Vor dem Hintergrund des Nahost- Konflikts forschen in Vögel zwei junge Menschen nach ihren Wurzeln und lösen ungeahnte Ereignisse aus.
Eigentlich könnte die Beziehung zwischen dem deutschen Genforscher Eitan und der Amerikanerin Wahida eine glückliche Liebesgeschichte werden. Doch als Eitan Wahida seiner Familie vorstellen will, tun die sich schwer mit der Beziehung. Denn Eitan ist Jude. Wahida ist zwar eine moderne Frau, aber ihre Eltern stammen aus Palästina. So kommt es zum Streit beim Familienessen.
Besonders David, Eitans Vater, stellt sich gegen die Verbindung seines Sohnes. Frustriert zweifelt Eitan an, dass er mit einem solch konservativen Menschen verwandt sein soll. Geistesgegenwärtig – und ganz Wissenschafter – packt er das Essbesteck seiner Eltern und seines Großvaters ein, um zu beweisen, dass er nicht Davids Sohn ist. Doch das DNA-Ergebnis ist anders als erwartet und verweist auf ein größeres Familiengeheimnis.
Eitan macht sich gemeinsam mit Wahida auf Spurensuche in Israel und gerät in ein terroristisches Attentat. Schwer verletzt liegt er im Krankenhaus in Jerusalem. Hier tun sich nicht nur Abgründe in der jüdischen Familie auf, auch Wahida muss schmerzliche Erfahrungen hinsichtlich ihrer Heimat machen.
Familiengeschichte in der Konfliktzone
„Obwohl Mouawad in Vögel viele schwierige Themen verarbeitet, bleibt das Stück nicht abstrakt. Es beginnt als Liebesgeschichte und geht in einem Familienkonflikt auf. Jede*r in der Geschichte wird mit der Frage konfrontiert, was Identität in unserer globalisierten Welt ausmacht“, sagt Phillip Henry Brehl, der den jungen Genforscher Eitan Zimmermann spielt.
„Das sind starke Charaktere, obwohl sie sich
selbst zum Opfer machen. Jede*r und keine*r hat Recht zugleich.

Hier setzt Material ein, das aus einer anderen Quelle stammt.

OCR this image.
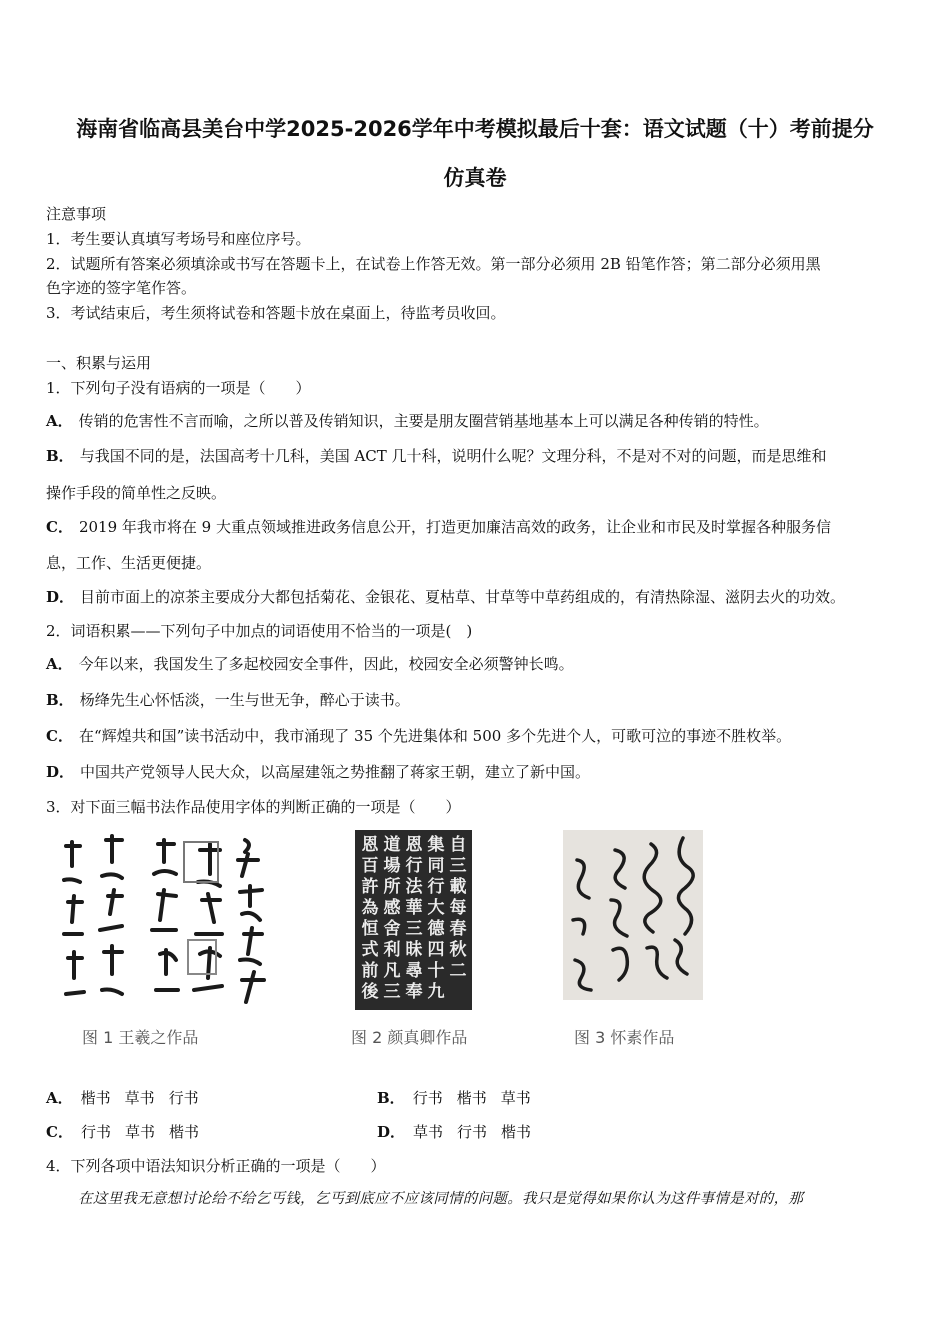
海南省临高县美台中学2025-2026学年中考模拟最后十套：语文试题（十）考前提分
仿真卷
注意事项
1．考生要认真填写考场号和座位序号。
2．试题所有答案必须填涂或书写在答题卡上，在试卷上作答无效。第一部分必须用 2B 铅笔作答；第二部分必须用黑
色字迹的签字笔作答。
3．考试结束后，考生须将试卷和答题卡放在桌面上，待监考员收回。
一、积累与运用
1．下列句子没有语病的一项是（　　）
A． 传销的危害性不言而喻，之所以普及传销知识，主要是朋友圈营销基地基本上可以满足各种传销的特性。
B． 与我国不同的是，法国高考十几科，美国 ACT 几十科，说明什么呢？文理分科，不是对不对的问题，而是思维和
操作手段的简单性之反映。
C． 2019 年我市将在 9 大重点领域推进政务信息公开，打造更加廉洁高效的政务，让企业和市民及时掌握各种服务信
息，工作、生活更便捷。
D． 目前市面上的凉茶主要成分大都包括菊花、金银花、夏枯草、甘草等中草药组成的，有清热除湿、滋阴去火的功效。
2．词语积累——下列句子中加点的词语使用不恰当的一项是(　)
A． 今年以来，我国发生了多起校园安全事件，因此，校园安全必须警钟长鸣。
B． 杨绛先生心怀恬淡，一生与世无争，醉心于读书。
C． 在“辉煌共和国”读书活动中，我市涌现了 35 个先进集体和 500 多个先进个人，可歌可泣的事迹不胜枚举。
D． 中国共产党领导人民大众，以高屋建瓴之势推翻了蒋家王朝，建立了新中国。
3．对下面三幅书法作品使用字体的判断正确的一项是（　　）
自
三
載
每
春
秋
二
集
同
行
大
德
四
十
九
恩
行
法
華
三
昧
尋
奉
道
場
所
感
舍
利
凡
三
恩
百
許
為
恒
式
前
後
图 1 王羲之作品	图 2 颜真卿作品	图 3 怀素作品
A． 楷书 草书 行书	B． 行书 楷书 草书
C． 行书 草书 楷书	D． 草书 行书 楷书
4．下列各项中语法知识分析正确的一项是（　　）
在这里我无意想讨论给不给乞丐钱，乞丐到底应不应该同情的问题。我只是觉得如果你认为这件事情是对的，那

Das macht es schwer, bei dem Stück auf Distanz zu bleiben.“
Susi Weber, Regisseurin
„Man steigt emotional hoch ein und das Level wird gehalten“, erläutert Regisseurin Susi Weber. Die Figuren in Vögel sind allesamt klar gezeichnet: „Das sind starke Charaktere, obwohl sie sich selbst zum Opfer machen. Jede*r und keine*r hat Recht zugleich. Das macht es schwer, bei dem Stück auf Distanz zu bleiben.“ Der erschreckend aktuelle Nahost-Konflikt und die jüdische Zugehörigkeit sind zentrale Themen und prägen die Haltung der Figuren. Etgar, Eitans Großvater, überlebte den Holocaust und kämpfte dann im Sechstagekrieg in Israel mit. Norah, Eitans Mutter, wusste lange Zeit nicht, dass sie jüdische Wurzeln hat.
Mit den Schatten der Vergangenheit hat aber auch Wahida zu kämpfen. „Sie ist in den USA aufgewachsen und hat zunächst keinerlei Berührungspunkte zur Kultur ihrer Vorfahren“, erzählt Christina Constanze Polzer. Sie spielt die junge Amerikanerin mit arabischen Wurzeln. „Aber sie spürt dennoch eine Lücke in sich, beschäftigt sich mit dem Thema Zugehörigkeit und wird am Ende mit voller Breitseite von ihren Emotionen getroffen“, erklärt Polzer. Nicht nur Herkunft und Religion, auch Sprachen spielen im Stück eine wichtige Rolle. In der Uraufführung sprachen die Figuren in ihrer jeweiligen Muttersprache, in Deutsch, Englisch, Hebräisch und Arabisch. Am TLT ist die komplett deutsche Fassung zu sehen.
„Die vielsprachige Inszenierung beleuchtet sicherlich unmittelbarer die Frage der Identität. Aber ohne Übertitel sind dafür die Zusammenhänge und Gefühle besser und direkter nachvollziehbar“, so Weber. Die Regisseurin und ihr Ensemble sind froh und dankbar, dass man das Stück, das wegen des ersten Lockdowns im März 2020 nur zweimal aufgeführt werden konnte, nun noch einmal zeigen kann.